As a woman who both writes code for a living and has a wardrobe closet which is, literally, a small bedroom, I realize that I might be simultaneously an edge case and the ideal consumer for this device. I am unabashedly obsessed with both technology and style. I’ve been “wearing” technology for years now, almost neurotically tracking my heart rate, fitness, weight, micronutrients, sleep cycles and air quality. And yet, with the arrival of the Apple Watch, I anticipate an experience that still somehow seems new and pivotal in my never-endingly strained, yet undeniably inextricable relationship to tech.
It won’t even be the first smart watch on my arm. I have also been closely following devices such as the Pebble, the Moto 360, and various Garmin “running computers.” When the original Pebble came to market, I bought one for my husband, with the secret secondary purpose of being able to see it up close and try it on. It arrived, I put it on, and immediately knew I was not the person for whom this device was designed. It was huge on my small wrist and screamed “I’m wearing a calculator.” In the days that followed, my husband loved the Pebble, and I endured more than a little jealousy of his new toy and the never-ending parade of screen customizations and app integrations that were to come. Months later, I tried on a Moto 360 at a local retail store. It looked considerably better overall than the original Pebble, but it was still too big for my arm, and, more significantly, I didn’t want to have to hack an Android device to work with the suite of Apple products that I already interact with on a daily basis.

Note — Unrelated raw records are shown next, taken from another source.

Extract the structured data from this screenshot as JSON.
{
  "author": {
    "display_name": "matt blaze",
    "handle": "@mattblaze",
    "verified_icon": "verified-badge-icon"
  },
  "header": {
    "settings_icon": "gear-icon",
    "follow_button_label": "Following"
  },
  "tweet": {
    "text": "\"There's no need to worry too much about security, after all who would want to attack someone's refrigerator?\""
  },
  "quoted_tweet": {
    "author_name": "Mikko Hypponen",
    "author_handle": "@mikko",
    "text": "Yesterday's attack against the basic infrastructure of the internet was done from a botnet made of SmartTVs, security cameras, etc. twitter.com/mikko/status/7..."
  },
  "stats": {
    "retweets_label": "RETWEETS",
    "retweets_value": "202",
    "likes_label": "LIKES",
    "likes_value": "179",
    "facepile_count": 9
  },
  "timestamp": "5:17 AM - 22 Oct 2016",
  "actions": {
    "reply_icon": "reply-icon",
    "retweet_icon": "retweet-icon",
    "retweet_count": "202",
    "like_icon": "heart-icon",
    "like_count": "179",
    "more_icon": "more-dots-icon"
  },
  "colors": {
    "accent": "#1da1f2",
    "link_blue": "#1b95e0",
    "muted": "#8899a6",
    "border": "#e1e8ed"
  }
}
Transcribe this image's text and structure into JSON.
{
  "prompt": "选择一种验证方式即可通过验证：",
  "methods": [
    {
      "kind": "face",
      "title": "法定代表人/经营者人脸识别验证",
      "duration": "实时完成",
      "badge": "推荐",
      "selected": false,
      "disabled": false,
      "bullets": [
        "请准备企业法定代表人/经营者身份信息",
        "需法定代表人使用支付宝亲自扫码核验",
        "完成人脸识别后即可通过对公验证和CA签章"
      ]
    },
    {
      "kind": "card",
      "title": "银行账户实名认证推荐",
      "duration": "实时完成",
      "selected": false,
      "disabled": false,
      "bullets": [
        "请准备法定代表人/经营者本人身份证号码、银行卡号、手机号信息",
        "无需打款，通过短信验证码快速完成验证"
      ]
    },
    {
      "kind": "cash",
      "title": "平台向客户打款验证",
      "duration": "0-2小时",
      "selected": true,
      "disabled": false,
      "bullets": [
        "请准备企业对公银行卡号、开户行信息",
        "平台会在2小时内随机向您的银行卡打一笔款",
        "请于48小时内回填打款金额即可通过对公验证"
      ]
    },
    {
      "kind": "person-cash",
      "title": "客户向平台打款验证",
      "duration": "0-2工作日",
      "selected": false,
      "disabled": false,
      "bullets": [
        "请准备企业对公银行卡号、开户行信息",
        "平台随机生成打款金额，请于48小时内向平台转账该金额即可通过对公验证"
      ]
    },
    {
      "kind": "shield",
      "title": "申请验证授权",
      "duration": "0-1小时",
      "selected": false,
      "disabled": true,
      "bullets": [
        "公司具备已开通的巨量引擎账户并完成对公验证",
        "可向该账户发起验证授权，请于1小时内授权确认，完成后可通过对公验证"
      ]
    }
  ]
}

The merging of fashion and technology from distinct cultures seems, to me, inevitable in the near future. I don’t see technology and fashion as worlds at odds with each other. On the contrary, they are both markers of how humanity defines itself and of what we are capable. And while I may be waiting for my Armani stillsuit for yet a few more decades, I will be setting my alarm in the middle of the night this Friday to pre-order an Apple Watch.